You may be thinking: ‘Social media is all fun and games, is it not?’ The perception it holds is of a digital playground for brands to interact with consumers - a content free-for-all. A place where we can post Game of Thrones memes, John Travolta GIFs, re-share other people’s content and get influencers to put their face to our brand’s name for (in some cases) free advertising. You may think: ‘Nobody monitors everything. How can they? What can go wrong?’
Well, the simple answer is that quite a lot can go wrong. Hilarious for everyone but your social media manager and your brand image.
In May 2017, Walkers Crisps found out very quickly what can go wrong on social media - with the launch of their Walkers Wave campaign. The campaign asked social media users to respond to a tweet from the official Walkers Crisps Twitter account with a selfie, using the hashtag #WalkersWave, for a chance to win tickets to the Champions League final. The user's picture would then be automatically incorporated into a personalised video, featuring Gary Lineker, spontaneously tweeted and captioned by Walkers.
The problem? All it took was one user to set the precedent. It started with the upload of a mugshot of an incarcerated individual, such as the notorious Josef Fritzl, to spark the wrong kind of wave.
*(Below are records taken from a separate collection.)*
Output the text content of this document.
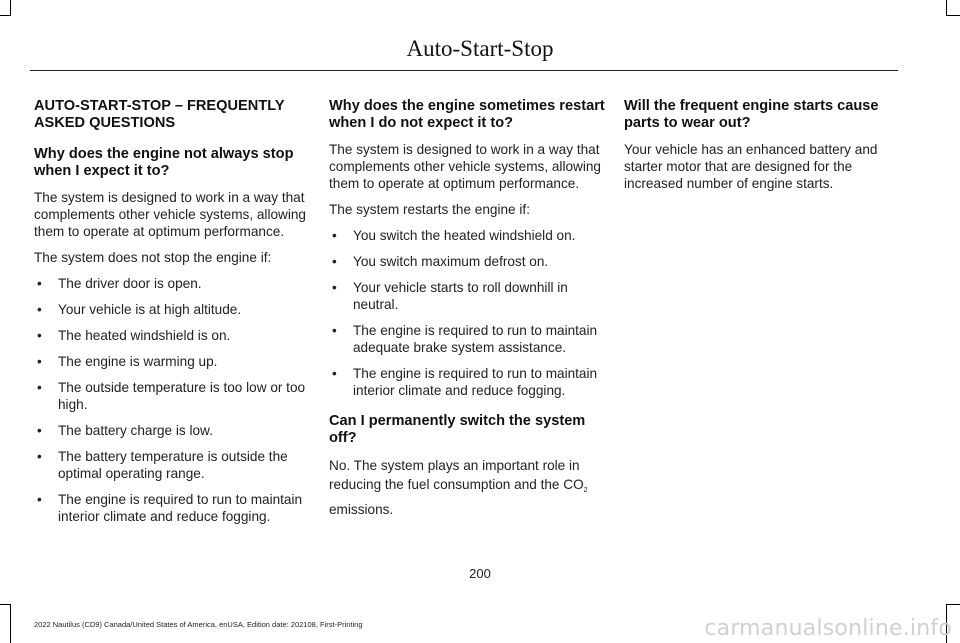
Auto-Start-Stop
AUTO-START-STOP – FREQUENTLY ASKED QUESTIONS
Why does the engine not always stop when I expect it to?
The system is designed to work in a way that complements other vehicle systems, allowing them to operate at optimum performance.
The system does not stop the engine if:
• The driver door is open.
• Your vehicle is at high altitude.
• The heated windshield is on.
• The engine is warming up.
• The outside temperature is too low or too high.
• The battery charge is low.
• The battery temperature is outside the optimal operating range.
• The engine is required to run to maintain interior climate and reduce fogging.
Why does the engine sometimes restart when I do not expect it to?
The system is designed to work in a way that complements other vehicle systems, allowing them to operate at optimum performance.
The system restarts the engine if:
• You switch the heated windshield on.
• You switch maximum defrost on.
• Your vehicle starts to roll downhill in neutral.
• The engine is required to run to maintain adequate brake system assistance.
• The engine is required to run to maintain interior climate and reduce fogging.
Can I permanently switch the system off?
No. The system plays an important role in reducing the fuel consumption and the $CO_2$ emissions.
Will the frequent engine starts cause parts to wear out?
Your vehicle has an enhanced battery and starter motor that are designed for the increased number of engine starts.
200
2022 Nautilus (CD9) Canada/United States of America, enUSA, Edition date: 202108, First-Printing	carmanualsonline.info
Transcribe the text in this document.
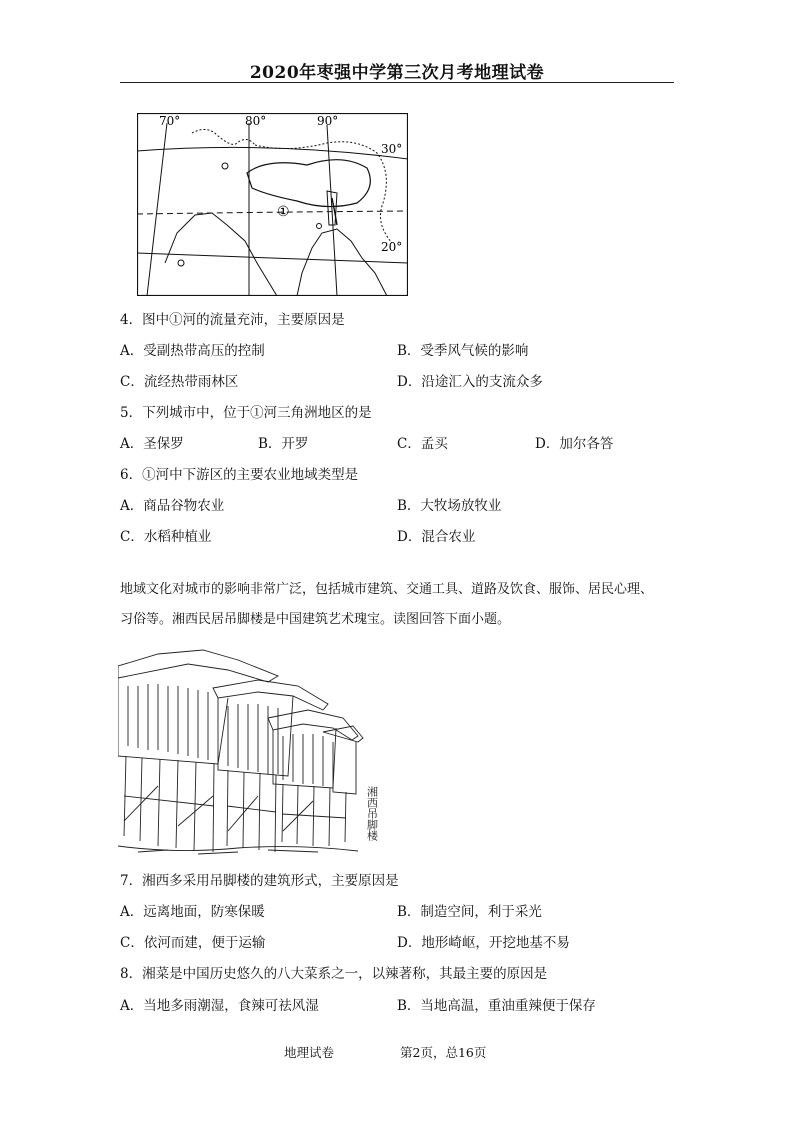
2020年枣强中学第三次月考地理试卷
70°	80°	90°
30°
20°
①
4．图中①河的流量充沛，主要原因是
A．受副热带高压的控制	B．受季风气候的影响
C．流经热带雨林区	D．沿途汇入的支流众多
5．下列城市中，位于①河三角洲地区的是
A．圣保罗	B．开罗	C．孟买	D．加尔各答
6．①河中下游区的主要农业地域类型是
A．商品谷物农业	B．大牧场放牧业
C．水稻种植业	D．混合农业
地域文化对城市的影响非常广泛，包括城市建筑、交通工具、道路及饮食、服饰、居民心理、
习俗等。湘西民居吊脚楼是中国建筑艺术瑰宝。读图回答下面小题。
湘西吊脚楼
7．湘西多采用吊脚楼的建筑形式，主要原因是
A．远离地面，防寒保暖	B．制造空间，利于采光
C．依河而建，便于运输	D．地形崎岖，开挖地基不易
8．湘菜是中国历史悠久的八大菜系之一，以辣著称，其最主要的原因是
A．当地多雨潮湿，食辣可祛风湿	B．当地高温，重油重辣便于保存
地理试卷	第2页，总16页
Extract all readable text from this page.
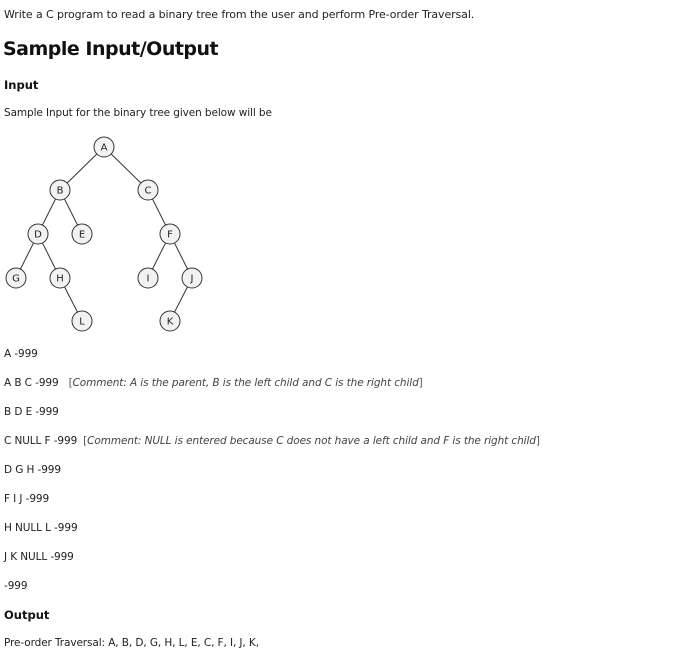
Write a C program to read a binary tree from the user and perform Pre-order Traversal.
Sample Input/Output
Input
Sample Input for the binary tree given below will be
A
B	C
D	E	F
G	H	I	J
L	K
A -999
A B C -999 [Comment: A is the parent, B is the left child and C is the right child]
B D E -999
C NULL F -999 [Comment: NULL is entered because C does not have a left child and F is the right child]
D G H -999
F I J -999
H NULL L -999
J K NULL -999
-999
Output
Pre-order Traversal: A, B, D, G, H, L, E, C, F, I, J, K,
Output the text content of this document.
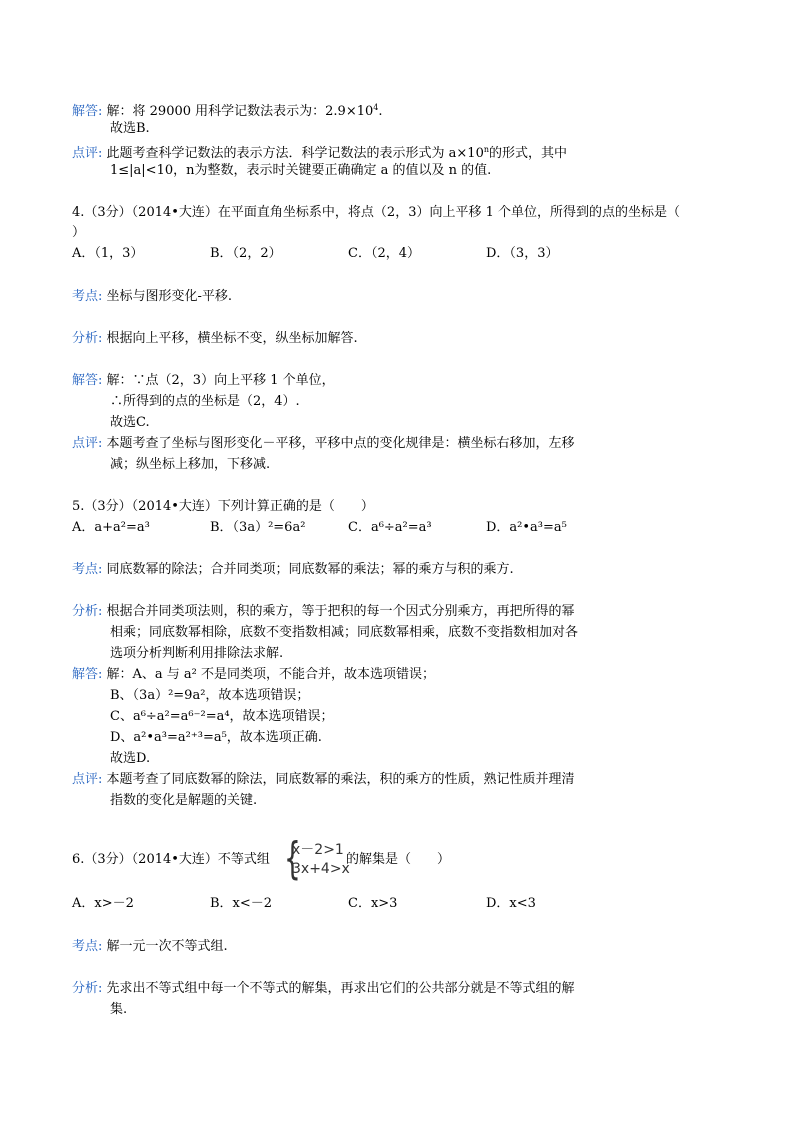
解答: 解：将 29000 用科学记数法表示为：$2.9\times 10^4$.
故选B.
点评: 此题考查科学记数法的表示方法．科学记数法的表示形式为 $a\times 10^n$的形式，其中
1≤|a|<10，n为整数，表示时关键要正确确定 a 的值以及 n 的值.
4.（3分）（2014•大连）在平面直角坐标系中，将点（2，3）向上平移 1 个单位，所得到的点的坐标是（
）
A．（1，3）	B．（2，2）	C．（2，4）	D．（3，3）
考点: 坐标与图形变化-平移.
分析: 根据向上平移，横坐标不变，纵坐标加解答.
解答: 解：∵点（2，3）向上平移 1 个单位，
∴所得到的点的坐标是（2，4）.
故选C.
点评: 本题考查了坐标与图形变化－平移，平移中点的变化规律是：横坐标右移加，左移
减；纵坐标上移加，下移减.
5.（3分）（2014•大连）下列计算正确的是（　　）
A．a+a²=a³	B．（3a）²=6a²	C．a⁶÷a²=a³	D．a²•a³=a⁵
考点: 同底数幂的除法；合并同类项；同底数幂的乘法；幂的乘方与积的乘方.
分析: 根据合并同类项法则，积的乘方，等于把积的每一个因式分别乘方，再把所得的幂
相乘；同底数幂相除，底数不变指数相减；同底数幂相乘，底数不变指数相加对各
选项分析判断利用排除法求解.
解答: 解：A、a 与 a² 不是同类项，不能合并，故本选项错误；
B、（3a）²=9a²，故本选项错误；
C、a⁶÷a²=a⁶⁻²=a⁴，故本选项错误；
D、a²•a³=a²⁺³=a⁵，故本选项正确.
故选D.
点评: 本题考查了同底数幂的除法，同底数幂的乘法，积的乘方的性质，熟记性质并理清
指数的变化是解题的关键.
6.（3分）（2014•大连）不等式组 {
x－2>1
3x+4>x
的解集是（　　）
A．x>－2	B．x<－2	C．x>3	D．x<3
考点: 解一元一次不等式组.
分析: 先求出不等式组中每一个不等式的解集，再求出它们的公共部分就是不等式组的解
集.
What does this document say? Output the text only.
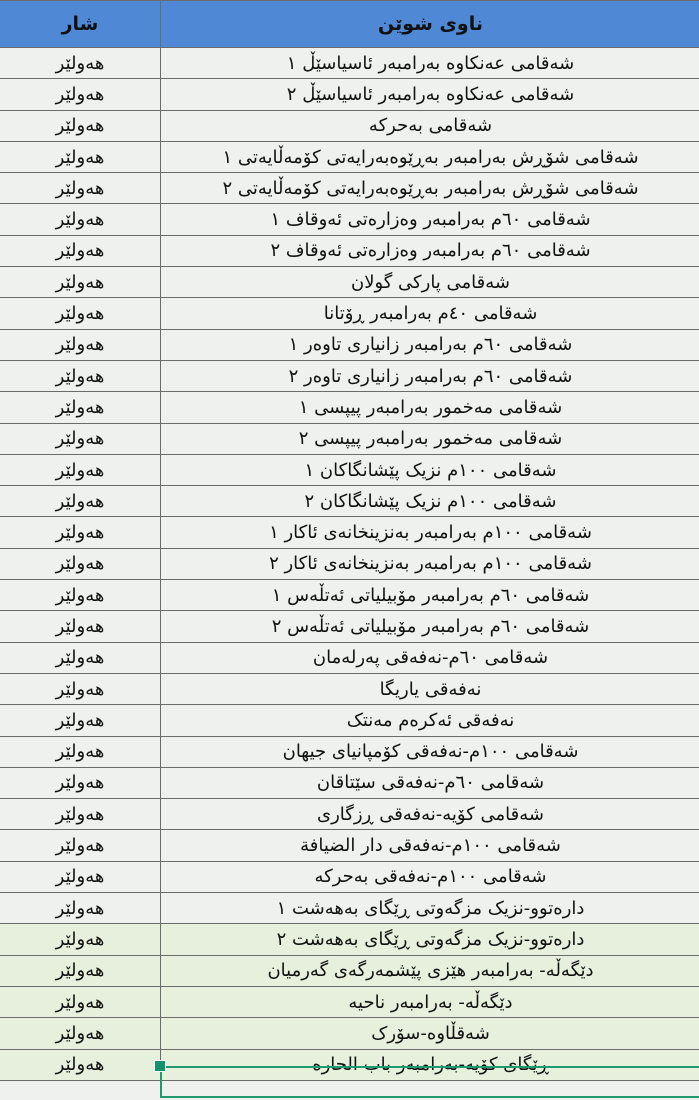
شار	ناوی شوێن
هەولێر	شەقامی عەنکاوە بەرامبەر ئاسیاسێڵ ١
هەولێر	شەقامی عەنکاوە بەرامبەر ئاسیاسێڵ ٢
هەولێر	شەقامی بەحرکە
هەولێر	شەقامی شۆڕش بەرامبەر بەڕێوەبەرایەتی کۆمەڵایەتی ١
هەولێر	شەقامی شۆڕش بەرامبەر بەڕێوەبەرایەتی کۆمەڵایەتی ٢
هەولێر	شەقامی ٦٠م بەرامبەر وەزارەتی ئەوقاف ١
هەولێر	شەقامی ٦٠م بەرامبەر وەزارەتی ئەوقاف ٢
هەولێر	شەقامی پارکی گولان
هەولێر	شەقامی ٤٠م بەرامبەر ڕۆتانا
هەولێر	شەقامی ٦٠م بەرامبەر زانیاری تاوەر ١
هەولێر	شەقامی ٦٠م بەرامبەر زانیاری تاوەر ٢
هەولێر	شەقامی مەخمور بەرامبەر پیپسی ١
هەولێر	شەقامی مەخمور بەرامبەر پیپسی ٢
هەولێر	شەقامی ١٠٠م نزیک پێشانگاکان ١
هەولێر	شەقامی ١٠٠م نزیک پێشانگاکان ٢
هەولێر	شەقامی ١٠٠م بەرامبەر بەنزینخانەی ئاکار ١
هەولێر	شەقامی ١٠٠م بەرامبەر بەنزینخانەی ئاکار ٢
هەولێر	شەقامی ٦٠م بەرامبەر مۆبیلیاتی ئەتڵەس ١
هەولێر	شەقامی ٦٠م بەرامبەر مۆبیلیاتی ئەتڵەس ٢
هەولێر	شەقامی ٦٠م-نەفەقی پەرلەمان
هەولێر	نەفەقی یاریگا
هەولێر	نەفەقی ئەکرەم مەنتک
هەولێر	شەقامی ١٠٠م-نەفەقی کۆمپانیای جیهان
هەولێر	شەقامی ٦٠م-نەفەقی سێتاقان
هەولێر	شەقامی کۆیە-نەفەقی ڕزگاری
هەولێر	شەقامی ١٠٠م-نەفەقی دار الضیافة
هەولێر	شەقامی ١٠٠م-نەفەقی بەحرکە
هەولێر	دارەتوو-نزیک مزگەوتی ڕێگای بەهەشت ١
هەولێر	دارەتوو-نزیک مزگەوتی ڕێگای بەهەشت ٢
هەولێر	دێگەڵە- بەرامبەر هێزی پێشمەرگەی گەرمیان
هەولێر	دێگەڵە- بەرامبەر ناحیە
هەولێر	شەقڵاوە-سۆرک
هەولێر	ڕێگای کۆیە-بەرامبەر باب الحارە
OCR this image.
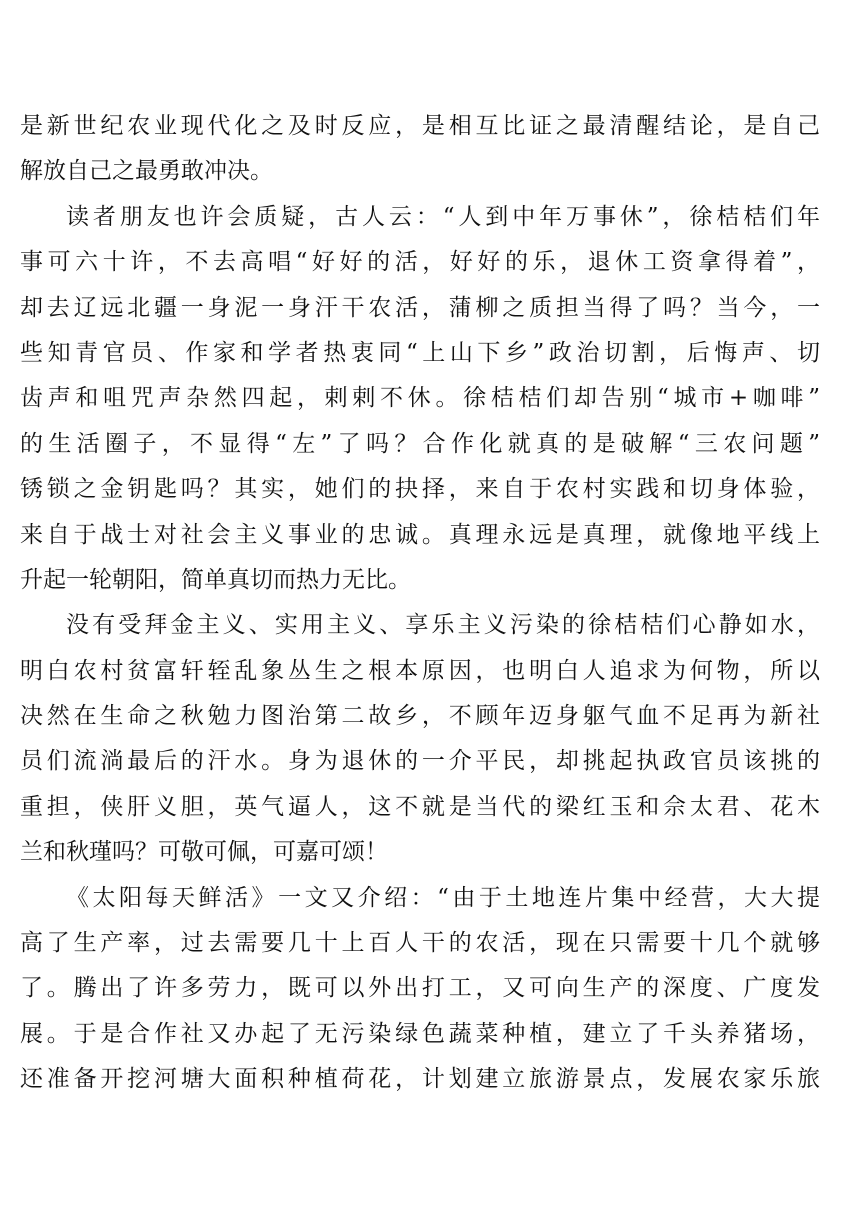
是新世纪农业现代化之及时反应，是相互比证之最清醒结论，是自己
解放自己之最勇敢冲决。
读者朋友也许会质疑，古人云：“人到中年万事休”，徐桔桔们年
事可六十许，不去高唱“好好的活，好好的乐，退休工资拿得着”，
却去辽远北疆一身泥一身汗干农活，蒲柳之质担当得了吗？当今，一
些知青官员、作家和学者热衷同“上山下乡”政治切割，后悔声、切
齿声和咀咒声杂然四起，剌剌不休。徐桔桔们却告别“城市+咖啡”
的生活圈子，不显得“左”了吗？合作化就真的是破解“三农问题”
锈锁之金钥匙吗？其实，她们的抉择，来自于农村实践和切身体验，
来自于战士对社会主义事业的忠诚。真理永远是真理，就像地平线上
升起一轮朝阳，简单真切而热力无比。
没有受拜金主义、实用主义、享乐主义污染的徐桔桔们心静如水，
明白农村贫富轩轾乱象丛生之根本原因，也明白人追求为何物，所以
决然在生命之秋勉力图治第二故乡，不顾年迈身躯气血不足再为新社
员们流淌最后的汗水。身为退休的一介平民，却挑起执政官员该挑的
重担，侠肝义胆，英气逼人，这不就是当代的梁红玉和佘太君、花木
兰和秋瑾吗？可敬可佩，可嘉可颂！
《太阳每天鲜活》一文又介绍：“由于土地连片集中经营，大大提
高了生产率，过去需要几十上百人干的农活，现在只需要十几个就够
了。腾出了许多劳力，既可以外出打工，又可向生产的深度、广度发
展。于是合作社又办起了无污染绿色蔬菜种植，建立了千头养猪场，
还准备开挖河塘大面积种植荷花，计划建立旅游景点，发展农家乐旅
A social media trolling wave, with Walkers at the centre of it.
Elsewhere, Aldi Australia took to Twitter to ask followers to share what they had tasted that made them love Aldi, by filling in the blank. Now, the inner sceptic in us all would’ve perhaps foreseen what they unfortunately hadn’t — Twitter isn’t a place to leave open-ended questions for the public to answer, as they soon found out.
Almost immediately, a flurry of people began responding with words such as “horse” (remember #HorseGate?), “diarrhoea” and “unemployment”.
A lesson learned, but there remains a more infamous social media fail, one that sticks in the minds of many...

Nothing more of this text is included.